Monday, October 28, 2013

The Party of the Visible World

(from A Forest Ten Feet Wide, Tokyo 2013)



As my husband and I walked together, in Tokyo, through a forest ten feet wide, we passed Midorigaoka station.  A young man with a prominent mole on his chin was giving  a speech on the dangers of nuclear power.  Not one of the commuters hurrying in and out of the station even glanced at him.  Two fellow organizers struggled to hand out leaflets.  I took one.  I read: The Communist Party of Japan

I admit that I had no idea it still existed.  I asked my husband, “In this day and age, how does a young person end up running for office in the Communist Party?”

My husband explained, “His grandfather was very important in the party.  His father was important, too.  Now it is his turn.”

If the world we live in was decided by a vote, like a presidential candidate or celebrity contestant, the ordinary visible world would not even be one of the main contenders.  The ordinary visible world would be, at best, a dark horse candidate.  Only a few radicals would be in favor of it.  They would all be looked down upon and called reactionaries. 

The main candidates might be perhaps the phone world and the shopping world, with strong showings by meat world, sex world and pharma-world. 

But of course the worlds would not actually be called that – it would all be brand names and genius marketing.  Voters would check the box beside Monsanto Pleasure Pavilion and iPhone Paradise Access.  Further down the ballot would be the Good Times with Coors party and the XTube Triple-X Personal Freedom party.  Just imagine the delights and the gadgets, the distractions and gimmicks.  You need not imagine very hard.  How easily you might forget that there was any world but theirs. . .

Meanwhile the party of the ordinary visible world would just stand around pointing at things.  No PowerPoint, no laser pointers, just pointing with their actual fingers.  And pointing at what?  Not much that’s appealing.  It’s not like we live in a garden, here in Tokyo.  Asphalt and electric wires, convenience stores, pachinko – and you’re likely to get your toes run over if you stand around staring too long.  The ordinary visible world does not need to be lovely in Tokyo.  I mean, seriously -- who looks at it?

Who are those unpleasant and awkward people, the members of the party of the ordinary visible world?  Musty old hippies by the look of them, old apple pickers who can’t even get up their ladders anymore, unseemly outdated liberal academics who joined after the Actual Book party’s unseemly collapse.  The party of the visible world, or “reality fundamentalists”, as they would swiftly be dubbed, extremists in favor of experiencing the world without multiple apps, magic glasses and pharmaceutical enhancements.

The party of the ordinary visible world would be held in complete disdain.  The other parties would be united against it.  Almost everyone would agree: those people are nothing but partisans of an unimproved world, Luddite extremists in favor of a world we’ve left far behind, despite the fact we happen to go on standing in it, in our ishoes.

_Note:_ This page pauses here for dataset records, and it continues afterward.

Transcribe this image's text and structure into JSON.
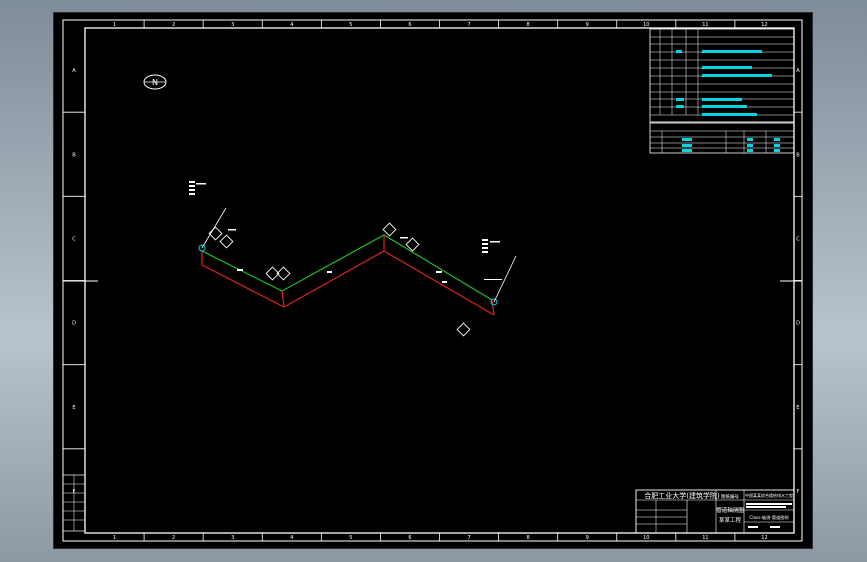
{
  "sheet": {
    "columns": [
      "1",
      "2",
      "3",
      "4",
      "5",
      "6",
      "7",
      "8",
      "9",
      "10",
      "11",
      "12"
    ],
    "rows": [
      "A",
      "B",
      "C",
      "D",
      "E",
      "F"
    ]
  },
  "north_symbol": "N",
  "title_block": {
    "school": "合肥工业大学(建筑学院)",
    "sheet_no": "图纸编号",
    "project": "中国某某综合楼给排水工程",
    "drawing_title": "管道轴测图",
    "project_sub": "某某工程",
    "drawing_type": "Class-轴测-管道图例"
  },
  "colors": {
    "frame": "#ffffff",
    "pipe_hot": "#e02020",
    "pipe_cold": "#20c020",
    "text_cyan": "#00d5e0",
    "background": "#000000"
  },
  "icons": [
    "north-arrow-icon",
    "valve-tag-icon",
    "elbow-tag-icon"
  ]
}
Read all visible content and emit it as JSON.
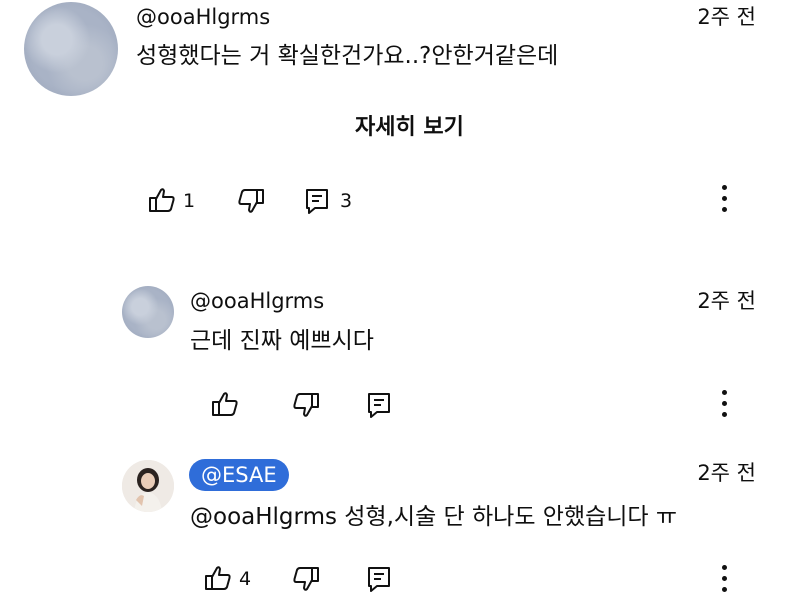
{
  "comments": [
    {
      "handle": "@ooaHlgrms",
      "time": "2주 전",
      "text": "성형했다는 거 확실한건가요..?안한거같은데",
      "likes": "1",
      "replies": "3",
      "more_label": "자세히 보기"
    },
    {
      "handle": "@ooaHlgrms",
      "time": "2주 전",
      "text": "근데 진짜 예쁘시다",
      "likes": ""
    },
    {
      "handle": "@ESAE",
      "time": "2주 전",
      "text": "@ooaHlgrms 성형,시술 단 하나도 안했습니다 ㅠ",
      "likes": "4"
    }
  ],
  "icons": {
    "like": "thumbs-up-icon",
    "dislike": "thumbs-down-icon",
    "reply": "comment-icon",
    "more": "more-vertical-icon"
  },
  "colors": {
    "badge": "#2f6dd9"
  }
}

The party of the ordinary visible world would be as unpopular as anything else that makes people uncomfortable.  Indeed, that is the essential promise of all the other parties: we will make you comfortable.  And what kind of masochistic freak doesn’t want to be comfortable?  The Communist Party would be popular, in comparison to the party of the ordinary visible world.  Hell, climate change would be popular in comparison. . .

“It’s just another kind of prejudice,” people will say.  Racism, sexism, realism.  Eventually it will be a highly offensive term.  “How dare you accuse me of being a realist!”

This run-down scuffed and sullied world.  Concrete, wires, and smog.  The lines are long.  The weather is inconvenient.  No birds but crows.  Who wants this world? 

Excuse me.  I am only playing make-believe.  None of this is the case.  The world is not decided by a vote.  Not by my vote and not by yours.  Not even by a trillion votes of inattention, of turning away. 

Even without care, the ordinary world languishes but does not disappear.  Even as it goes on losing, the ordinary visible world cannot lose.  It is the only contender. 

No matter how long you stare into your phone, you remain standing here, in the ordinary visible world, as a storm nears, as the first drops land on the back of your bent neck, and still you do not look up.




2 comments:

Acceptable said...

“How dare you accuse me of being a realist!”

But William Burroughs already coined the phrase "factualist bitch" (Naked Lunch pp 70 << HASSAN: "You cheap Factualist bitch! Go, and never darken my rumpus room again!" >>)

Anonymous said...

I'm reading it all, from oldest to newest, and I'm catching up too fast. I'm getting anxious about what I'll read when I get up to your newest post and, for the first time in a year, I'll actually have to WAIT for new GD quips or insights.